Will Dedicated Freight Corridor be the much touted game changer?


The transportation and logistics market has remained a laggard, having moved at a snail’s pace over the past few years. However, the sector seems to be getting the much needed investor attention in light of a number of key developments. One such development which has immense potential to change the fortunes of the sector as well as other allied industries is the Dedicated Freight Corridor (DFC) project, which is a broad gauge freight corridor being constructed by the Indian Railways.

India has traditionally remained dependant on roads to meet a large part of its logistics needs. Around 60% transportation in India takes place through road despite it remaining expensive. Lack of available rail capacity forces industry players to be dependent on road to meet their transportation requirements.

The Dedicated Freight Corridor project aims to resolve this issue by providing an efficient and reliable transportation system through construction of six freight corridors traversing the entire country. Work on the Eastern Freight Corridor from Punjab to Kolkata and Western Freight Corridor from Delhi to Mumbai have already begun and is expected to be completed by 2019.

Rail transportation has been favoured by low value-high volume industries such as cement, steel, metals and fertilisers. Cement is expected to be the biggest beneficiary of this project among all sectors as freights costs constitute 17-20 percent of total sales. Select fertiliser and metal companies such as Coromandel International, Rashtriya Chemicals & Fertilizers (RCF) and Tata Steel also incur huge costs on transportation.

Assuming 5-10 percent savings on freight costs through effective use of DFC could potentially result in net profit margin improvement by 1-2 percent for UltraTech. The savings for companies would be quite significant. For instance, UltraTech operates at a net profit margin of 9-10 percent which could potentially head to 11-12 percent, resulting in a high double-digit profit growth of up to 20 percent purely from cost savings. Similarly, Coromandel’s net profit margins stands to gain up to one percent from 10% freight savings. The impact, however, cannot be generalised as it may vary across companies and industries.

Apart from direct cost savings which will directly flow to net profits, there would be additional benefits on the balance sheet front.

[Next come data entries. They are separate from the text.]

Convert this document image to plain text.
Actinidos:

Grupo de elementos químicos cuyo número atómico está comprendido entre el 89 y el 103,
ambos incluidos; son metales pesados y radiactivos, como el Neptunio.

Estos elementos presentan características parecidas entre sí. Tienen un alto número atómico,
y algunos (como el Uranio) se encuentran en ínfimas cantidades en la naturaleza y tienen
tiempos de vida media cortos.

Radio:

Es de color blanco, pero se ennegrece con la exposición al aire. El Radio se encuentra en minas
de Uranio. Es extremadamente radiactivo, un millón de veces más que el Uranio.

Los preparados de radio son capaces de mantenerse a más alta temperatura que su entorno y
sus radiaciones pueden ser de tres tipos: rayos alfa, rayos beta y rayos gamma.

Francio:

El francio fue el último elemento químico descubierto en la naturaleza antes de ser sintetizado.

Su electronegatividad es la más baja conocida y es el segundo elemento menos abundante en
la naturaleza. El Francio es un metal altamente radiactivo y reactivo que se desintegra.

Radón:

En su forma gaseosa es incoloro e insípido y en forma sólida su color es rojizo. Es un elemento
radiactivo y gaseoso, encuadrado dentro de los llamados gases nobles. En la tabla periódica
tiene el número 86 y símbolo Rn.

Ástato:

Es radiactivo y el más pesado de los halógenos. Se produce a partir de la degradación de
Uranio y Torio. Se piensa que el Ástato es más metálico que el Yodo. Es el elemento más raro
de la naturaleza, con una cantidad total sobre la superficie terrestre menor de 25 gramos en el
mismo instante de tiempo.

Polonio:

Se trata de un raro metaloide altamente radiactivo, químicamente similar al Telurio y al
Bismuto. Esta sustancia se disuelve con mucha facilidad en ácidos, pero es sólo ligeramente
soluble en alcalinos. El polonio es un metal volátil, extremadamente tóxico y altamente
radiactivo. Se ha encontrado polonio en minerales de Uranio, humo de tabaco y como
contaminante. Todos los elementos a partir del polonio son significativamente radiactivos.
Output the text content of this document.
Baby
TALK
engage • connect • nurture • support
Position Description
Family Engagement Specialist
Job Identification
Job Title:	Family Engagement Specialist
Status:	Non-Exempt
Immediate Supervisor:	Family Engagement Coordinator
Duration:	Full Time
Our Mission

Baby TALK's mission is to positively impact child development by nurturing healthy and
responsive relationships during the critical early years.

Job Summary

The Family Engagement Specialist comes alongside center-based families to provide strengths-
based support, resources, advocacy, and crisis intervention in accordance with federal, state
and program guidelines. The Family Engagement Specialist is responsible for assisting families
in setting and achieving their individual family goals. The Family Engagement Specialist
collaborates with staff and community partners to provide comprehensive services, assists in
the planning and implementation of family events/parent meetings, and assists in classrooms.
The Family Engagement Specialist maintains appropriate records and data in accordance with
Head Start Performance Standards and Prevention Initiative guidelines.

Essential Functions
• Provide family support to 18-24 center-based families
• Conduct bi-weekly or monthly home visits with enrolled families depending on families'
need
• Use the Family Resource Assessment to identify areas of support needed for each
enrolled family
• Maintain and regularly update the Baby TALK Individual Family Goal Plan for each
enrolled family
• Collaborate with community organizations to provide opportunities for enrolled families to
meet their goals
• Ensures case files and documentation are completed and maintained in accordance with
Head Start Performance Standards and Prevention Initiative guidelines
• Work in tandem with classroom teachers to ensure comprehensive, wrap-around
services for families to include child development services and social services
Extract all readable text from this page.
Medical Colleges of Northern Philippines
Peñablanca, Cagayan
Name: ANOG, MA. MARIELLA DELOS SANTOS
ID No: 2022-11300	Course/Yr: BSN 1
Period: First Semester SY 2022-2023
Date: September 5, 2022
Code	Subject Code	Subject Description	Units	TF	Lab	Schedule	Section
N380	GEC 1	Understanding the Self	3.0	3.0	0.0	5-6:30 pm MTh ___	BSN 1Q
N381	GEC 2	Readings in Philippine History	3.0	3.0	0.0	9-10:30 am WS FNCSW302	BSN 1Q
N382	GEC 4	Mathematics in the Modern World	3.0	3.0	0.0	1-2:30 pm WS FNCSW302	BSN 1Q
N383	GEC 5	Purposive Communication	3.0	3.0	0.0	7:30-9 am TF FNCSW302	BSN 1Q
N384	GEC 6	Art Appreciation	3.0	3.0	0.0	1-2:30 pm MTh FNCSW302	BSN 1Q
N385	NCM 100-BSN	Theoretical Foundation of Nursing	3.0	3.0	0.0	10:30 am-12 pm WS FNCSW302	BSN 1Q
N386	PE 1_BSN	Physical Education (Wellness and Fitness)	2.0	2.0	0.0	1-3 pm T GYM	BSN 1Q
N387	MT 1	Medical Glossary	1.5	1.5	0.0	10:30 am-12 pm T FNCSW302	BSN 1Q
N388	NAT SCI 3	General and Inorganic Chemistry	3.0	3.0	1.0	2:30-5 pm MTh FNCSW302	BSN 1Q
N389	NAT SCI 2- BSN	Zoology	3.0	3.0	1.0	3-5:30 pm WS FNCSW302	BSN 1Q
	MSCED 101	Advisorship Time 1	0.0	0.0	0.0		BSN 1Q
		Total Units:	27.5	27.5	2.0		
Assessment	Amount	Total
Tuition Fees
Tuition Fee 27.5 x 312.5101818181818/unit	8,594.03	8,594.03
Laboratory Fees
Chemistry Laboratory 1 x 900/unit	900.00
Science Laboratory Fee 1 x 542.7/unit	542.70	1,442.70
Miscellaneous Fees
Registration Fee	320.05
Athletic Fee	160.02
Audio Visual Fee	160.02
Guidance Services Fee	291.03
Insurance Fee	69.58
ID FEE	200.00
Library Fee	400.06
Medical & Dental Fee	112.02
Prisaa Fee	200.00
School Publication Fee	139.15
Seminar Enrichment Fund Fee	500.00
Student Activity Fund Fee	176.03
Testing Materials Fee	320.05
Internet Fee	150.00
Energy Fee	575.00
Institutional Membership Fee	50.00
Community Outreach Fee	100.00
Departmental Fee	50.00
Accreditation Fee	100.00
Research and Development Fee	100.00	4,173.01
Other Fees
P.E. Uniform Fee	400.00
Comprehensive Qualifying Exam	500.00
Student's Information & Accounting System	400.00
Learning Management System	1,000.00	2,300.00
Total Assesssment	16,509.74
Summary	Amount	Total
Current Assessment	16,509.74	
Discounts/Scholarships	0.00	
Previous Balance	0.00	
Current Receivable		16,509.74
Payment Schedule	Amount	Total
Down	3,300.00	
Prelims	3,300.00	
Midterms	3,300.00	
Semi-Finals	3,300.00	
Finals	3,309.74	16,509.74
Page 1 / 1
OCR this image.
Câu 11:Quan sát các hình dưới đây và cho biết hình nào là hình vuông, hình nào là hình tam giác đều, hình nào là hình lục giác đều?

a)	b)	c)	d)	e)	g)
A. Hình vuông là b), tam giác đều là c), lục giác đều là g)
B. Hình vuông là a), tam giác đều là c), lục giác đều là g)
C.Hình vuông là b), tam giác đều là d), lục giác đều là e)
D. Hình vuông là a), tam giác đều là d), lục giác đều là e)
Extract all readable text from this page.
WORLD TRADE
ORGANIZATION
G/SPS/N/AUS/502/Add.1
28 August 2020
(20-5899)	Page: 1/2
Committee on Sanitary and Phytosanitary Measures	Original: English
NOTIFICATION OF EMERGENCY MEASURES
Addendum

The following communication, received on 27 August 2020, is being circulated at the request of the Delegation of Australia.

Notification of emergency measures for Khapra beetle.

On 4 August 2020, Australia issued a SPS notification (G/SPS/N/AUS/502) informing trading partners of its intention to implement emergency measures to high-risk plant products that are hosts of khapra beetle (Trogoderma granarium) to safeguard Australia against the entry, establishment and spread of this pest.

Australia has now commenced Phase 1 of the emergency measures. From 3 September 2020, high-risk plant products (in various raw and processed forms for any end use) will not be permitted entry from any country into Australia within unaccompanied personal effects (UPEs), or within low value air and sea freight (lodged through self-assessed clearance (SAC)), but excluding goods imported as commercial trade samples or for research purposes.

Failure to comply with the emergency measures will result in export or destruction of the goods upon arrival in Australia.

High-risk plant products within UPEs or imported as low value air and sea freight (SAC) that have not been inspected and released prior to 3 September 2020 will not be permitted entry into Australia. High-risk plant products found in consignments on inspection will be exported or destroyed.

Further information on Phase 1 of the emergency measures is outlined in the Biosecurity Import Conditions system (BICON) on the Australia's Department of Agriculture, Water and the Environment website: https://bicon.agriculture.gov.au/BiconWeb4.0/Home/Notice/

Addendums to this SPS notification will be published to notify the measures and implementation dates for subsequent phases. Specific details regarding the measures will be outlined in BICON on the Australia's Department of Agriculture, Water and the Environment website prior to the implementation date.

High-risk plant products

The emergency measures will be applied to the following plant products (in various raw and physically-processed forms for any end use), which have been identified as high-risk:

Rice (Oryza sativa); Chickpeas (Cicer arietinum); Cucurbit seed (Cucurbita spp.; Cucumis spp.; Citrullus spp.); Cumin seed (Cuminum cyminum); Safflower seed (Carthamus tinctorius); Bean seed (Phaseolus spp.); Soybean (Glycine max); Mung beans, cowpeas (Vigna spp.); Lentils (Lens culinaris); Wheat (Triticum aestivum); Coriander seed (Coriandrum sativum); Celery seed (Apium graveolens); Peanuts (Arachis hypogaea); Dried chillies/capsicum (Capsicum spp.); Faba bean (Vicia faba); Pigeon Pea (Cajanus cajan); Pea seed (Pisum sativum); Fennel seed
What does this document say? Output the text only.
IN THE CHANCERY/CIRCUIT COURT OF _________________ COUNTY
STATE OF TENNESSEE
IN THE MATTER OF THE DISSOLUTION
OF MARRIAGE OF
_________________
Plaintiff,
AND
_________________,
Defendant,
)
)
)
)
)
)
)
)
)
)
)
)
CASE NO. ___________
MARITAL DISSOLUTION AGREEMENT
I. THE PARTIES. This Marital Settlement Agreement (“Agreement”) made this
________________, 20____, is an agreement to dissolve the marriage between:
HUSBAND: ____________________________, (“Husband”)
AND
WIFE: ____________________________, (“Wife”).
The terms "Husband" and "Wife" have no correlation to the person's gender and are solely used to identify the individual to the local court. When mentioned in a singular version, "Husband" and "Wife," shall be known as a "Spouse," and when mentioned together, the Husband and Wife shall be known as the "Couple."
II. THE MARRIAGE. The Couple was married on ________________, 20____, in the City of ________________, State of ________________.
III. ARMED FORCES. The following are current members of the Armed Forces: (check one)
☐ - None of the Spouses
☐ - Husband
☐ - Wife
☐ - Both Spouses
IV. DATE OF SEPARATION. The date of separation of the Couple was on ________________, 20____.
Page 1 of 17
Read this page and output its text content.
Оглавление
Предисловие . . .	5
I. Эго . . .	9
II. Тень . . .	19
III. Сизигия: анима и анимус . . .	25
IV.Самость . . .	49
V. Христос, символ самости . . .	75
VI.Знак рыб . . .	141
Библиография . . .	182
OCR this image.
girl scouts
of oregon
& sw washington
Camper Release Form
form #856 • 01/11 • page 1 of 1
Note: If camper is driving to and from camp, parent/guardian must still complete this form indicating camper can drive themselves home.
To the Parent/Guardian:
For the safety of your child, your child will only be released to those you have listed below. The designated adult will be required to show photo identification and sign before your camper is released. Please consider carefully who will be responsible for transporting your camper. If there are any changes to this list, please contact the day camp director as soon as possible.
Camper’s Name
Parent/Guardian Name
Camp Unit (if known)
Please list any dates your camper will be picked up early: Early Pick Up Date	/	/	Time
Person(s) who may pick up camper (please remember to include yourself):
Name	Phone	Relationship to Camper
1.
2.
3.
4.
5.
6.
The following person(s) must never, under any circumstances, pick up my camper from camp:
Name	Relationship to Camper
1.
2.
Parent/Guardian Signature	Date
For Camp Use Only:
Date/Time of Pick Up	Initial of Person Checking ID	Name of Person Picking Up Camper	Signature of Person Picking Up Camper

A long working capital cycle is one of the biggest pain points for a large number of industries. DFC would enable an efficient procurement of supplies and transportation of finished products, thereby reducing working capital requirements. This would release some of the locked-in capital which could be put to effective use in business expansion or other investment activities.

A higher net profit margin (NPM) and lower working capital requirement stands to improve return ratios and facilitate potential re-rating of the earnings multiple.

While the tangible benefits appear relatively straight forward, the intangible benefits arising out of this are difficult to quantify. On the intangible side, the industry stands to gain from brand development and strengthening of relationships with customers via an uninterrupted delivery of goods and services.

With a large number of positives expected to accrue from the DFC project, there is a lot at stake from an industry perspective. Although project execution is still in early stages, the first set of beneficiaries would be companies having proximity to the Eastern and Western Freight Corridor.

All in all, it is set to be a gamechanger for the country and stakeholders (industries along with investors) who would keep a close watch on the phased commisioning of this project starting next year.